Feature Story | 7-May-2024

Explosions captured in old weather data that needs decoding

University of Reading

Volunteers are needed to help digitise decades-old atmospheric electricity records that have previously captured radioactivity spikes from nuclear bomb tests. 

Researchers at the University of Reading have launched AtmosEleC, a Zooniverse project that aims to develop our understanding of how electricity in the air is connected to climate variations. To do this, they are turning old paper records from the Lerwick Observatory in Shetland, UK, into digital data that can be studied using computers. The records were rediscovered by lead researcher Professor Giles Harrison in the Radcliffe Science Library of Oxford University. 

But the scientists cannot do this alone - they are asking for an army of volunteers to help them transcribe these records.  

Professor Giles Harrison, Professor of Atmospheric Physics at the University of Reading, said: "Finding the forgotten material in an Oxford library, visiting Lerwick observatory to understand how the measurements were made and then discovering links to modern climate questions has been remarkable.  

“There are about half a million entries to process. To truly unlock the opportunities from this incredible data, we need the help of dedicated volunteers to transcribe these records and make them accessible for the future. Volunteers will play a crucial role in advancing our understanding of the complex relationship between atmospheric electricity, climate change, and even the impact of historical events like nuclear bomb tests.  

“This is a unique opportunity for people to be a part of a pioneering scientific project that has already provided new insights into climate variations, and we expect it to provide many more." 

Decades of data 

The records from Lerwick cover a long period, from 1925 to 1984. During this time, the staff at the observatory noted measurements of the electricity in the air every hour. To study all this data, the AtmosEleC project needs help from volunteers to carefully read the old records and enter the values into a computer database. 

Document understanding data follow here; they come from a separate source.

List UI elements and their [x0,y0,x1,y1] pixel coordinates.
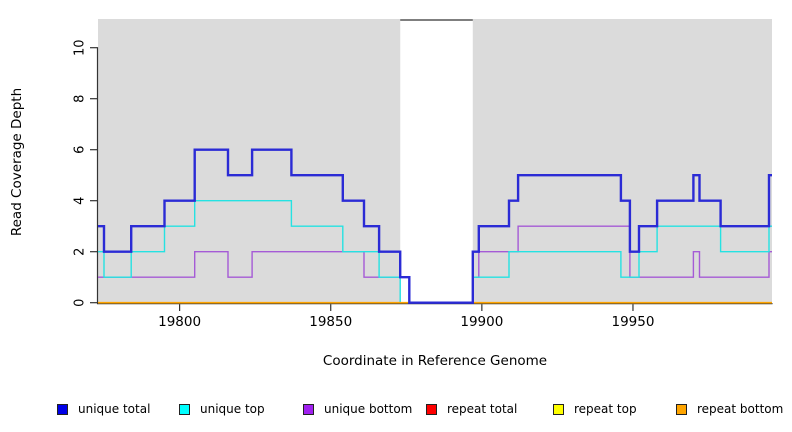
legend-swatch [57,403,68,415]
series-line-unique-top [98,200,772,304]
legend-swatch [179,403,190,415]
legend-item-label: unique total [78,402,151,416]
x-tick-label: 19900 [460,314,503,330]
legend-item-label: unique top [200,402,265,416]
y-tick-label: 8 [73,95,88,103]
x-axis-title: Coordinate in Reference Genome [322,353,548,369]
legend-swatch [426,403,437,415]
y-tick-label: 10 [73,39,88,56]
legend-item-repeat-top: repeat top [553,401,637,417]
legend-item-unique-total: unique total [57,401,150,417]
legend-swatch [676,403,687,415]
y-tick-label: 0 [73,299,88,307]
x-tick-label: 19800 [158,314,201,330]
y-tick-label: 4 [73,197,88,205]
y-tick-label: 2 [73,248,88,256]
legend-item-label: repeat bottom [697,402,784,416]
legend-item-repeat-total: repeat total [426,401,517,417]
legend-item-label: repeat top [574,402,637,416]
legend-swatch [303,403,314,415]
uncovered-gap-region [400,21,473,303]
chart-legend: unique total unique top unique bottom re… [0,401,792,421]
legend-item-label: unique bottom [324,402,413,416]
legend-item-unique-bottom: unique bottom [303,401,412,417]
legend-item-unique-top: unique top [179,401,265,417]
legend-swatch [553,403,564,415]
x-tick-label: 19950 [611,314,654,330]
legend-item-repeat-bottom: repeat bottom [676,401,783,417]
y-axis-title: Read Coverage Depth [9,87,25,237]
y-tick-label: 6 [73,146,88,154]
legend-item-label: repeat total [447,402,518,416]
x-tick-label: 19850 [309,314,352,330]
series-line-unique-total [98,148,772,304]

The digitisation of this data will enable scientists to learn more about how the climate has changed. Each thunderstorm across the world contributes a part of the total electric current that always flows in the atmosphere. This net current flow, and how it varies hour by hour over the day, was monitored at Lerwick. As the climate changes, the global thunderstorms change in their position and intensity, which is reflected in the data. Atmospheric electricity data is independent and complementary to climate data, so it provides additional information with which to test climate modelling. 

Going nuclear 

As well as showing changes in atmospheric electricity, the records also show the effects of nuclear bomb tests from the 1950s on the environment in Shetland. Scientists found that the records of electricity in the air changed dramatically after nuclear bomb tests in the early 1960s. At first, this was a mystery, but they eventually established it was because of radioactive particles that fell to the ground near the observatory, after the distant bomb tests. This discovery demonstrated how atmospheric transport of radioactivity material occurred over long distances.